The objective of the Glioma SPORE Developmental Research Program (DRP) is to identify innovative pilot research projects in glioma that have translational potential. The DRP utilizes a solicitation and review process to select meritorious pilot projects for funding. The solicitation process capitalizes on an established, extensive Dana-Farber/Harvard Cancer Center (DF/HCC) communications infrastructure to widely disseminate an annual Request for Proposals (RFP). The review process utilizes an experienced panel of DF/HCC glioma scientists. The DRP provides limited-duration funding for innovative projects that have ultimate translational potential and could synergize with existing SPORE projects and cores. DF/HCC institutions match DRP funding from this SPORE to expand the pool of DRP awardees. The DRP applications are judged for their potential as pilot or collaborative studies that will generate feasibility data and for their ultimate potential to emerge as full projects in future years of the SPORE program. The DRP employs a monitoring process to measure progress and outcomes of DRP projects including the possible elevation of successful DRP awards to full projects. The program is closely monitored through clearly established metrics and oversight by the DRP Awards Committee. DRP awardees are required to present biannual progress reports.

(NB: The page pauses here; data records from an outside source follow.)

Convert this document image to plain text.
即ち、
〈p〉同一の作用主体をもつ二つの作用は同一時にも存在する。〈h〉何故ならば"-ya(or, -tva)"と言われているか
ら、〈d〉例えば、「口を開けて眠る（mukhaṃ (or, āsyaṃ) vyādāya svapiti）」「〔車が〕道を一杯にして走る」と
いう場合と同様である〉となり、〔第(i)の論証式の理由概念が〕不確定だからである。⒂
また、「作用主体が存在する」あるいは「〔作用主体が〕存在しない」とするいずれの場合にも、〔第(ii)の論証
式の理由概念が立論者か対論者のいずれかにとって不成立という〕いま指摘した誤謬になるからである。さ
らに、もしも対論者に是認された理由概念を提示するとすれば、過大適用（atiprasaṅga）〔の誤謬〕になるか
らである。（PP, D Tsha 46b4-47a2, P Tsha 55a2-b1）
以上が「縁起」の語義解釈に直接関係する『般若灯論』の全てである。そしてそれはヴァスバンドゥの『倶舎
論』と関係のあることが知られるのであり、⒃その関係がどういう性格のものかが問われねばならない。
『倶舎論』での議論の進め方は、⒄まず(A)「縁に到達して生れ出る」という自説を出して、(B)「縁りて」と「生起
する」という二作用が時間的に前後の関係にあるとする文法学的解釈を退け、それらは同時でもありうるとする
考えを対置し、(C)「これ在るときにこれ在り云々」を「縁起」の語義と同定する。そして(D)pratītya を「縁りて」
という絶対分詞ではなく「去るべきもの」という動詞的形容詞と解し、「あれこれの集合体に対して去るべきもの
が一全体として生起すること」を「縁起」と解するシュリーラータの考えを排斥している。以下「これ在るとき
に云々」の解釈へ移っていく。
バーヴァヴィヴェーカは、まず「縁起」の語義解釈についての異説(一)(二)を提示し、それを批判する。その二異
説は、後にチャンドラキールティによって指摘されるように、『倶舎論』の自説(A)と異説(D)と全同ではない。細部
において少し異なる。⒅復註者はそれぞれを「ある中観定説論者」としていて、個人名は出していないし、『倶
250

CAREER ENHANCEMENT PROGRAM

Director:
Tracy T. Batchelor, MD

The primary objective of the Glioma SPORE Career Enhancement Program (CEP) is to attract talented new investigators to translational glioma research. Potential CEP awardees include junior faculty beginning their careers or established faculty members in other fields who wish to redirect their interests and efforts to glioma research. We will maintain a comprehensive, system-wide process for solicitation of CEP applications and an expert-based review process to select the most meritorious applicants. The CEP program faculty consists of a multidisciplinary cohort of experienced, senior mentors for CEP awardees. The CEP provides limited-duration funding for promising, junior translational investigators who are focused on glioma research. The program will provide support, mentoring and monitoring for CEP awardees. We will maintain a monitoring process to measure progress and outcomes of CEP awardees and the CEP program. We carefully monitor the progress of CEP awardees through clearly enumerated metrics. The overall CEP is assessed on an annual basis by the internal and external advisory boards. The CEP leverages institutional resources to support and enhance the success of the program.